Libyan militia accuses detained journalists of spying

Two British journalists arrested last month by a Libyan militia group have been accused of spying.

The UK Guardian reports that Gareth Montgomery-Johnson, 36, and reporter Nicholas Davies, 37, who work for Iran's state-owned Press TV, were arrested on 23 February 2012 by a Misrata militia based in Tripoli.

The Guardian quotes Dr Suleiman Fortia, a Misratan member of Libya's ruling National Transitional Council, as saying that the militia had government authority to hold the men because they represented the "February 17 Revolution", the date on which Libya's revolution began last year (2011).

"We are all part of the government, the militias and government are together," said Fortia. "Intelligence services around the world have the authority to hold onto suspects while they are investigating them." He cited the example of Tripoli's militia commander, Abdul Hakim Bilhaj, who was detained by the United States in 2004, accused of terrorism in an operation Bilhaj has said Britain was complicit.

Fortia said the men would remain in detention in the former women's military academy on Tripoli's beachfront and that more inquiries would be needed to determine if they were spies. "It is too early to decide. This is something that will be proved after further investigations."

Fortia said he had informed Libya's interior and defence ministries, and had received no complaints about their decision to continue detaining the men. "They all know what they are doing."

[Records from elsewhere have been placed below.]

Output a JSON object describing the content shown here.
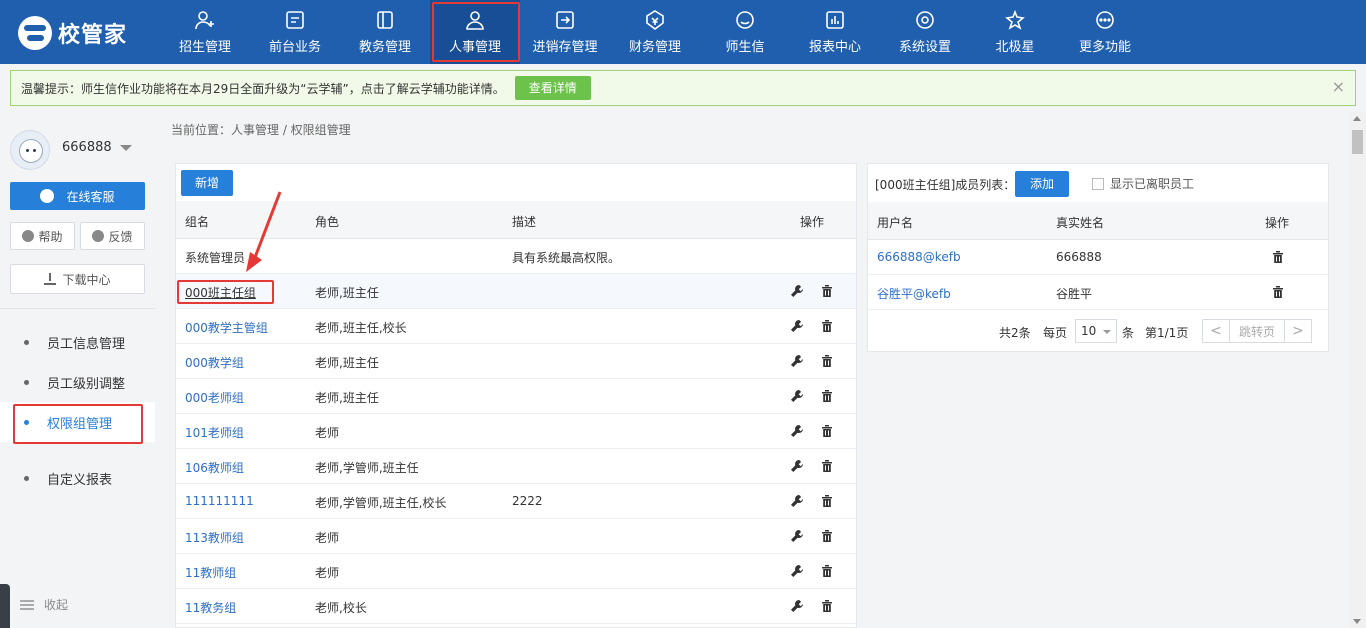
{
  "brand": {
    "name": "校管家"
  },
  "nav": [
    {
      "label": "招生管理",
      "icon": "person-add-icon"
    },
    {
      "label": "前台业务",
      "icon": "monitor-icon"
    },
    {
      "label": "教务管理",
      "icon": "book-icon"
    },
    {
      "label": "人事管理",
      "icon": "person-icon"
    },
    {
      "label": "进销存管理",
      "icon": "enter-box-icon"
    },
    {
      "label": "财务管理",
      "icon": "money-bag-icon"
    },
    {
      "label": "师生信",
      "icon": "chat-icon"
    },
    {
      "label": "报表中心",
      "icon": "bar-report-icon"
    },
    {
      "label": "系统设置",
      "icon": "gear-icon"
    },
    {
      "label": "北极星",
      "icon": "star-icon"
    },
    {
      "label": "更多功能",
      "icon": "more-icon"
    }
  ],
  "notice": {
    "text": "温馨提示：师生信作业功能将在本月29日全面升级为“云学辅”，点击了解云学辅功能详情。",
    "button": "查看详情",
    "close": "×"
  },
  "sidebar": {
    "username": "666888",
    "service": "在线客服",
    "help": "帮助",
    "feedback": "反馈",
    "download": "下载中心",
    "menu": [
      "员工信息管理",
      "员工级别调整",
      "权限组管理",
      "自定义报表"
    ],
    "collapse": "收起"
  },
  "breadcrumb": "当前位置：人事管理 / 权限组管理",
  "groups": {
    "add_label": "新增",
    "headers": {
      "name": "组名",
      "role": "角色",
      "desc": "描述",
      "action": "操作"
    },
    "rows": [
      {
        "name": "系统管理员",
        "role": "",
        "desc": "具有系统最高权限。"
      },
      {
        "name": "000班主任组",
        "role": "老师,班主任",
        "desc": ""
      },
      {
        "name": "000教学主管组",
        "role": "老师,班主任,校长",
        "desc": ""
      },
      {
        "name": "000教学组",
        "role": "老师,班主任",
        "desc": ""
      },
      {
        "name": "000老师组",
        "role": "老师,班主任",
        "desc": ""
      },
      {
        "name": "101老师组",
        "role": "老师",
        "desc": ""
      },
      {
        "name": "106教师组",
        "role": "老师,学管师,班主任",
        "desc": ""
      },
      {
        "name": "111111111",
        "role": "老师,学管师,班主任,校长",
        "desc": "2222"
      },
      {
        "name": "113教师组",
        "role": "老师",
        "desc": ""
      },
      {
        "name": "11教师组",
        "role": "老师",
        "desc": ""
      },
      {
        "name": "11教务组",
        "role": "老师,校长",
        "desc": ""
      }
    ]
  },
  "members": {
    "title": "[000班主任组]成员列表：",
    "add_label": "添加",
    "show_resigned": "显示已离职员工",
    "headers": {
      "user": "用户名",
      "real_name": "真实姓名",
      "action": "操作"
    },
    "rows": [
      {
        "user": "666888@kefb",
        "real_name": "666888"
      },
      {
        "user": "谷胜平@kefb",
        "real_name": "谷胜平"
      }
    ],
    "pager": {
      "total": "共2条",
      "per_page_label": "每页",
      "per_page": "10",
      "unit": "条",
      "page": "第1/1页",
      "prev": "<",
      "jump": "跳转页",
      "next": ">"
    }
  },
  "colors": {
    "nav_bg": "#1f5fae",
    "accent": "#2680d9",
    "highlight": "#e53935",
    "notice_btn": "#6cc24a"
  }
}
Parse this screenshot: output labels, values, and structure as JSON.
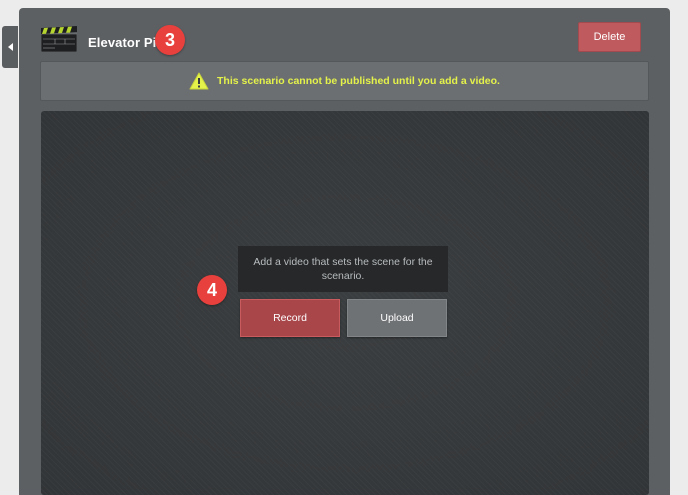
{
  "scenario": {
    "title": "Elevator Pitch",
    "icon": "clapperboard-icon"
  },
  "header": {
    "delete_label": "Delete"
  },
  "warning": {
    "icon": "warning-triangle-icon",
    "text": "This scenario cannot be published until you add a video."
  },
  "video": {
    "prompt": "Add a video that sets the scene for the scenario.",
    "record_label": "Record",
    "upload_label": "Upload"
  },
  "annotations": {
    "step_3": "3",
    "step_4": "4"
  },
  "colors": {
    "panel": "#5d6063",
    "delete": "#bf5a5e",
    "record": "#a8464a",
    "upload": "#6f7275",
    "warning_text": "#e4f24a",
    "badge": "#e8403c"
  }
}
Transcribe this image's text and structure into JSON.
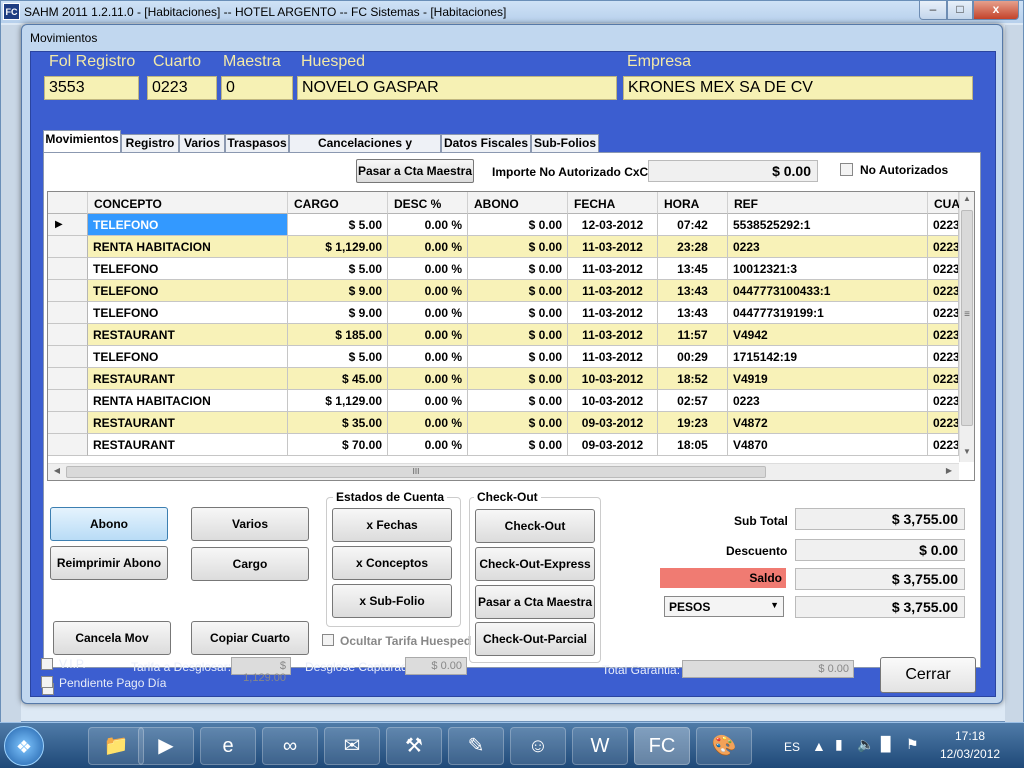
{
  "main_window": {
    "title": "SAHM 2011 1.2.11.0 - [Habitaciones]  -- HOTEL ARGENTO -- FC Sistemas - [Habitaciones]",
    "app_icon": "FC",
    "min_label": "–",
    "max_label": "□",
    "close_label": "x"
  },
  "dialog": {
    "title": "Movimientos",
    "header": {
      "folio_label": "Fol Registro",
      "folio_value": "3553",
      "room_label": "Cuarto",
      "room_value": "0223",
      "master_label": "Maestra",
      "master_value": "0",
      "guest_label": "Huesped",
      "guest_value": "NOVELO  GASPAR",
      "company_label": "Empresa",
      "company_value": "KRONES MEX SA DE CV"
    },
    "tabs": [
      "Movimientos",
      "Registro",
      "Varios",
      "Traspasos",
      "Cancelaciones y Garantias",
      "Datos Fiscales",
      "Sub-Folios"
    ],
    "pasar_maestra_button": "Pasar a Cta Maestra",
    "importe_label": "Importe No Autorizado CxC",
    "importe_value": "$ 0.00",
    "no_autorizados_label": "No Autorizados",
    "grid": {
      "columns": [
        "CONCEPTO",
        "CARGO",
        "DESC %",
        "ABONO",
        "FECHA",
        "HORA",
        "REF",
        "CUA"
      ],
      "rows": [
        {
          "concepto": "TELEFONO",
          "cargo": "$ 5.00",
          "desc": "0.00 %",
          "abono": "$ 0.00",
          "fecha": "12-03-2012",
          "hora": "07:42",
          "ref": "5538525292:1",
          "cuarto": "0223"
        },
        {
          "concepto": "RENTA HABITACION",
          "cargo": "$ 1,129.00",
          "desc": "0.00 %",
          "abono": "$ 0.00",
          "fecha": "11-03-2012",
          "hora": "23:28",
          "ref": "0223",
          "cuarto": "0223"
        },
        {
          "concepto": "TELEFONO",
          "cargo": "$ 5.00",
          "desc": "0.00 %",
          "abono": "$ 0.00",
          "fecha": "11-03-2012",
          "hora": "13:45",
          "ref": "10012321:3",
          "cuarto": "0223"
        },
        {
          "concepto": "TELEFONO",
          "cargo": "$ 9.00",
          "desc": "0.00 %",
          "abono": "$ 0.00",
          "fecha": "11-03-2012",
          "hora": "13:43",
          "ref": "0447773100433:1",
          "cuarto": "0223"
        },
        {
          "concepto": "TELEFONO",
          "cargo": "$ 9.00",
          "desc": "0.00 %",
          "abono": "$ 0.00",
          "fecha": "11-03-2012",
          "hora": "13:43",
          "ref": "044777319199:1",
          "cuarto": "0223"
        },
        {
          "concepto": "RESTAURANT",
          "cargo": "$ 185.00",
          "desc": "0.00 %",
          "abono": "$ 0.00",
          "fecha": "11-03-2012",
          "hora": "11:57",
          "ref": "V4942",
          "cuarto": "0223"
        },
        {
          "concepto": "TELEFONO",
          "cargo": "$ 5.00",
          "desc": "0.00 %",
          "abono": "$ 0.00",
          "fecha": "11-03-2012",
          "hora": "00:29",
          "ref": "1715142:19",
          "cuarto": "0223"
        },
        {
          "concepto": "RESTAURANT",
          "cargo": "$ 45.00",
          "desc": "0.00 %",
          "abono": "$ 0.00",
          "fecha": "10-03-2012",
          "hora": "18:52",
          "ref": "V4919",
          "cuarto": "0223"
        },
        {
          "concepto": "RENTA HABITACION",
          "cargo": "$ 1,129.00",
          "desc": "0.00 %",
          "abono": "$ 0.00",
          "fecha": "10-03-2012",
          "hora": "02:57",
          "ref": "0223",
          "cuarto": "0223"
        },
        {
          "concepto": "RESTAURANT",
          "cargo": "$ 35.00",
          "desc": "0.00 %",
          "abono": "$ 0.00",
          "fecha": "09-03-2012",
          "hora": "19:23",
          "ref": "V4872",
          "cuarto": "0223"
        },
        {
          "concepto": "RESTAURANT",
          "cargo": "$ 70.00",
          "desc": "0.00 %",
          "abono": "$ 0.00",
          "fecha": "09-03-2012",
          "hora": "18:05",
          "ref": "V4870",
          "cuarto": "0223"
        }
      ],
      "current_row_marker": "▶",
      "hscroll_grip": "III",
      "vscroll_grip": "≡"
    },
    "buttons": {
      "abono": "Abono",
      "varios": "Varios",
      "reimprimir_abono": "Reimprimir Abono",
      "cargo": "Cargo",
      "cancela_mov": "Cancela Mov",
      "copiar_cuarto": "Copiar Cuarto"
    },
    "estados_cuenta": {
      "title": "Estados de Cuenta",
      "x_fechas": "x Fechas",
      "x_conceptos": "x Conceptos",
      "x_subfolio": "x Sub-Folio"
    },
    "ocultar_tarifa_label": "Ocultar Tarifa Huesped",
    "checkout": {
      "title": "Check-Out",
      "checkout": "Check-Out",
      "express": "Check-Out-Express",
      "pasar_maestra": "Pasar a Cta Maestra",
      "parcial": "Check-Out-Parcial"
    },
    "totals": {
      "subtotal_label": "Sub Total",
      "subtotal_value": "$ 3,755.00",
      "descuento_label": "Descuento",
      "descuento_value": "$ 0.00",
      "saldo_label": "Saldo",
      "saldo_value": "$ 3,755.00",
      "currency_selected": "PESOS",
      "currency_value": "$ 3,755.00"
    },
    "footer": {
      "vip_label": "V.I.P.",
      "pendiente_label": "Pendiente Pago Día",
      "tarifa_label": "Tarifa a Desglosar:",
      "tarifa_value": "$ 1,129.00",
      "desglose_label": "Desglose Capturado:",
      "desglose_value": "$ 0.00",
      "garantia_label": "Total Garantia:",
      "garantia_value": "$ 0.00",
      "cerrar_button": "Cerrar"
    }
  },
  "taskbar": {
    "lang": "ES",
    "time": "17:18",
    "date": "12/03/2012"
  },
  "colors": {
    "row_alt": "#f8f2b8",
    "row_selected": "#3399ff",
    "saldo_bg": "#f07b72",
    "dialog_blue": "#3c5ed0",
    "header_label": "#f3e9a8"
  }
}
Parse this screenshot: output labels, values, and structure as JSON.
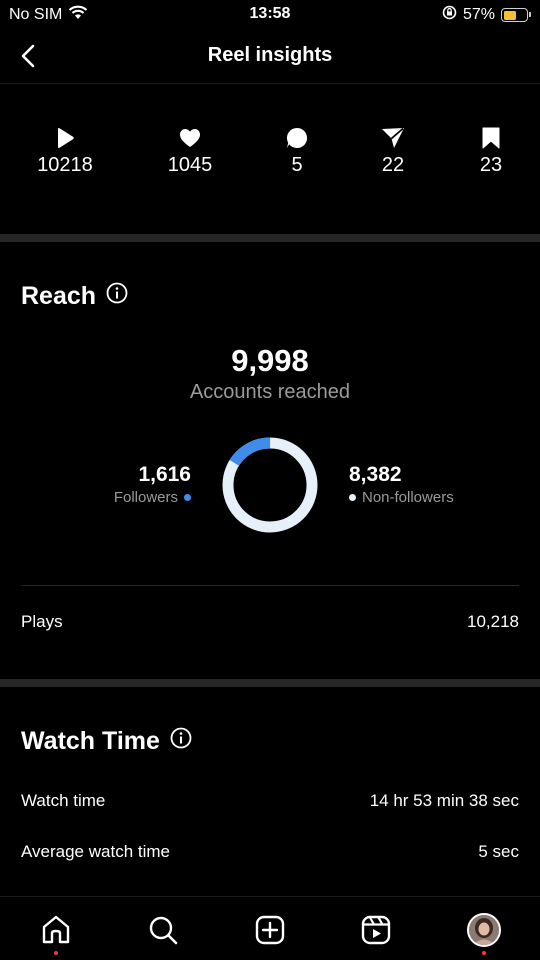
{
  "status": {
    "carrier": "No SIM",
    "time": "13:58",
    "battery": "57%",
    "battery_level": 0.57
  },
  "header": {
    "title": "Reel insights"
  },
  "metrics": [
    {
      "icon": "play-icon",
      "value": "10218"
    },
    {
      "icon": "heart-icon",
      "value": "1045"
    },
    {
      "icon": "comment-icon",
      "value": "5"
    },
    {
      "icon": "share-icon",
      "value": "22"
    },
    {
      "icon": "bookmark-icon",
      "value": "23"
    }
  ],
  "reach": {
    "title": "Reach",
    "accounts_reached": "9,998",
    "accounts_reached_label": "Accounts reached",
    "followers_value": "1,616",
    "followers_label": "Followers",
    "non_followers_value": "8,382",
    "non_followers_label": "Non-followers",
    "followers_fraction": 0.1616,
    "colors": {
      "followers": "#3f8ceb",
      "non_followers": "#e6f0fb"
    },
    "plays_label": "Plays",
    "plays_value": "10,218"
  },
  "watch_time": {
    "title": "Watch Time",
    "rows": [
      {
        "label": "Watch time",
        "value": "14 hr 53 min 38 sec"
      },
      {
        "label": "Average watch time",
        "value": "5 sec"
      }
    ]
  },
  "tabs": [
    {
      "icon": "home-icon"
    },
    {
      "icon": "search-icon"
    },
    {
      "icon": "new-post-icon"
    },
    {
      "icon": "reels-icon"
    },
    {
      "icon": "profile-avatar"
    }
  ]
}
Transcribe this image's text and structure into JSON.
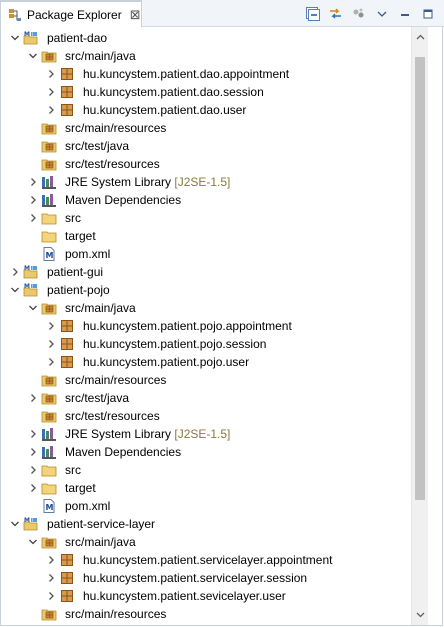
{
  "view": {
    "tab_title": "Package Explorer",
    "tab_close": "⊠",
    "toolbar": [
      "collapse-all-icon",
      "link-with-editor-icon",
      "focus-icon",
      "view-menu-icon",
      "minimize-icon",
      "maximize-icon"
    ]
  },
  "tree": [
    {
      "level": 0,
      "expanded": true,
      "icon": "maven-project",
      "label": "patient-dao"
    },
    {
      "level": 1,
      "expanded": true,
      "icon": "source-folder",
      "label": "src/main/java"
    },
    {
      "level": 2,
      "expanded": false,
      "icon": "package",
      "label": "hu.kuncystem.patient.dao.appointment"
    },
    {
      "level": 2,
      "expanded": false,
      "icon": "package",
      "label": "hu.kuncystem.patient.dao.session"
    },
    {
      "level": 2,
      "expanded": false,
      "icon": "package",
      "label": "hu.kuncystem.patient.dao.user"
    },
    {
      "level": 1,
      "expanded": null,
      "icon": "source-folder",
      "label": "src/main/resources"
    },
    {
      "level": 1,
      "expanded": null,
      "icon": "source-folder",
      "label": "src/test/java"
    },
    {
      "level": 1,
      "expanded": null,
      "icon": "source-folder",
      "label": "src/test/resources"
    },
    {
      "level": 1,
      "expanded": false,
      "icon": "library",
      "label": "JRE System Library",
      "decoration": "[J2SE-1.5]"
    },
    {
      "level": 1,
      "expanded": false,
      "icon": "library",
      "label": "Maven Dependencies"
    },
    {
      "level": 1,
      "expanded": false,
      "icon": "folder",
      "label": "src"
    },
    {
      "level": 1,
      "expanded": null,
      "icon": "folder",
      "label": "target"
    },
    {
      "level": 1,
      "expanded": null,
      "icon": "maven-file",
      "label": "pom.xml"
    },
    {
      "level": 0,
      "expanded": false,
      "icon": "maven-project",
      "label": "patient-gui"
    },
    {
      "level": 0,
      "expanded": true,
      "icon": "maven-project",
      "label": "patient-pojo"
    },
    {
      "level": 1,
      "expanded": true,
      "icon": "source-folder",
      "label": "src/main/java"
    },
    {
      "level": 2,
      "expanded": false,
      "icon": "package",
      "label": "hu.kuncystem.patient.pojo.appointment"
    },
    {
      "level": 2,
      "expanded": false,
      "icon": "package",
      "label": "hu.kuncystem.patient.pojo.session"
    },
    {
      "level": 2,
      "expanded": false,
      "icon": "package",
      "label": "hu.kuncystem.patient.pojo.user"
    },
    {
      "level": 1,
      "expanded": null,
      "icon": "source-folder",
      "label": "src/main/resources"
    },
    {
      "level": 1,
      "expanded": false,
      "icon": "source-folder",
      "label": "src/test/java"
    },
    {
      "level": 1,
      "expanded": null,
      "icon": "source-folder",
      "label": "src/test/resources"
    },
    {
      "level": 1,
      "expanded": false,
      "icon": "library",
      "label": "JRE System Library",
      "decoration": "[J2SE-1.5]"
    },
    {
      "level": 1,
      "expanded": false,
      "icon": "library",
      "label": "Maven Dependencies"
    },
    {
      "level": 1,
      "expanded": false,
      "icon": "folder",
      "label": "src"
    },
    {
      "level": 1,
      "expanded": false,
      "icon": "folder",
      "label": "target"
    },
    {
      "level": 1,
      "expanded": null,
      "icon": "maven-file",
      "label": "pom.xml"
    },
    {
      "level": 0,
      "expanded": true,
      "icon": "maven-project",
      "label": "patient-service-layer"
    },
    {
      "level": 1,
      "expanded": true,
      "icon": "source-folder",
      "label": "src/main/java"
    },
    {
      "level": 2,
      "expanded": false,
      "icon": "package",
      "label": "hu.kuncystem.patient.servicelayer.appointment"
    },
    {
      "level": 2,
      "expanded": false,
      "icon": "package",
      "label": "hu.kuncystem.patient.servicelayer.session"
    },
    {
      "level": 2,
      "expanded": false,
      "icon": "package",
      "label": "hu.kuncystem.patient.sevicelayer.user"
    },
    {
      "level": 1,
      "expanded": null,
      "icon": "source-folder",
      "label": "src/main/resources"
    }
  ],
  "colors": {
    "decoration": "#8a7a3a",
    "package": "#b5651d",
    "folder": "#e8c15a",
    "scroll_thumb": "#c2c2c2"
  }
}
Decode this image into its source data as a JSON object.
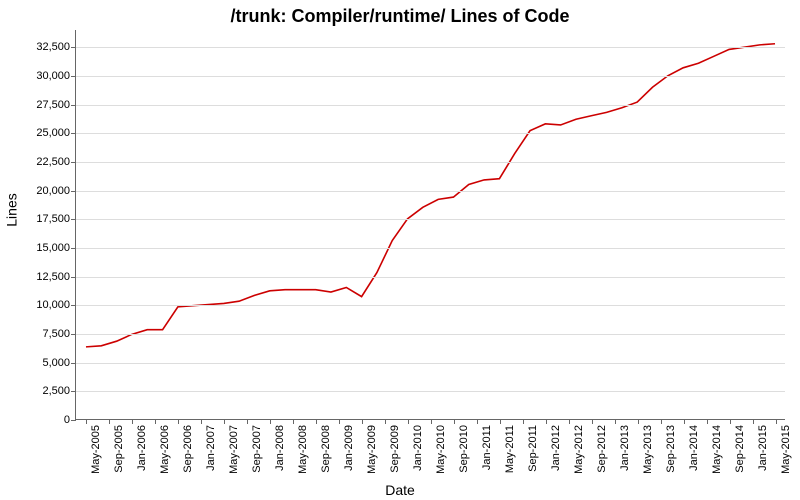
{
  "chart_data": {
    "type": "line",
    "title": "/trunk: Compiler/runtime/ Lines of Code",
    "xlabel": "Date",
    "ylabel": "Lines",
    "ylim": [
      0,
      34000
    ],
    "yticks": [
      0,
      2500,
      5000,
      7500,
      10000,
      12500,
      15000,
      17500,
      20000,
      22500,
      25000,
      27500,
      30000,
      32500
    ],
    "ytick_labels": [
      "0",
      "2,500",
      "5,000",
      "7,500",
      "10,000",
      "12,500",
      "15,000",
      "17,500",
      "20,000",
      "22,500",
      "25,000",
      "27,500",
      "30,000",
      "32,500"
    ],
    "x_categories": [
      "May-2005",
      "Sep-2005",
      "Jan-2006",
      "May-2006",
      "Sep-2006",
      "Jan-2007",
      "May-2007",
      "Sep-2007",
      "Jan-2008",
      "May-2008",
      "Sep-2008",
      "Jan-2009",
      "May-2009",
      "Sep-2009",
      "Jan-2010",
      "May-2010",
      "Sep-2010",
      "Jan-2011",
      "May-2011",
      "Sep-2011",
      "Jan-2012",
      "May-2012",
      "Sep-2012",
      "Jan-2013",
      "May-2013",
      "Sep-2013",
      "Jan-2014",
      "May-2014",
      "Sep-2014",
      "Jan-2015",
      "May-2015"
    ],
    "series": [
      {
        "name": "Lines of Code",
        "color": "#cc0000",
        "values": [
          6300,
          6400,
          6800,
          7400,
          7800,
          7800,
          9800,
          9900,
          10000,
          10100,
          10300,
          10800,
          11200,
          11300,
          11300,
          11300,
          11100,
          11500,
          10700,
          12800,
          15600,
          17500,
          18500,
          19200,
          19400,
          20500,
          20900,
          21000,
          23200,
          25200,
          25800,
          25700,
          26200,
          26500,
          26800,
          27200,
          27700,
          29000,
          30000,
          30700,
          31100,
          31700,
          32300,
          32500,
          32700,
          32800
        ]
      }
    ],
    "x_domain_len": 45
  }
}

"We have the total responsibility for security in Tripoli," said Faraj al-Swehli, the militia commander. "We have to protect the 17 February Revolution and not everyone who carries a camera is really a journalist."

Swehli's militia last week saw its main checkpoint in Misrata attacked by other militias of the city's military council, who accused it of holding captives in illegal detention.

Protests are planned for Monday by Tripoli citizens against the continued presence in the city of militias from Misrata and other units from outside the Libyan capital, who they say are a threat to security.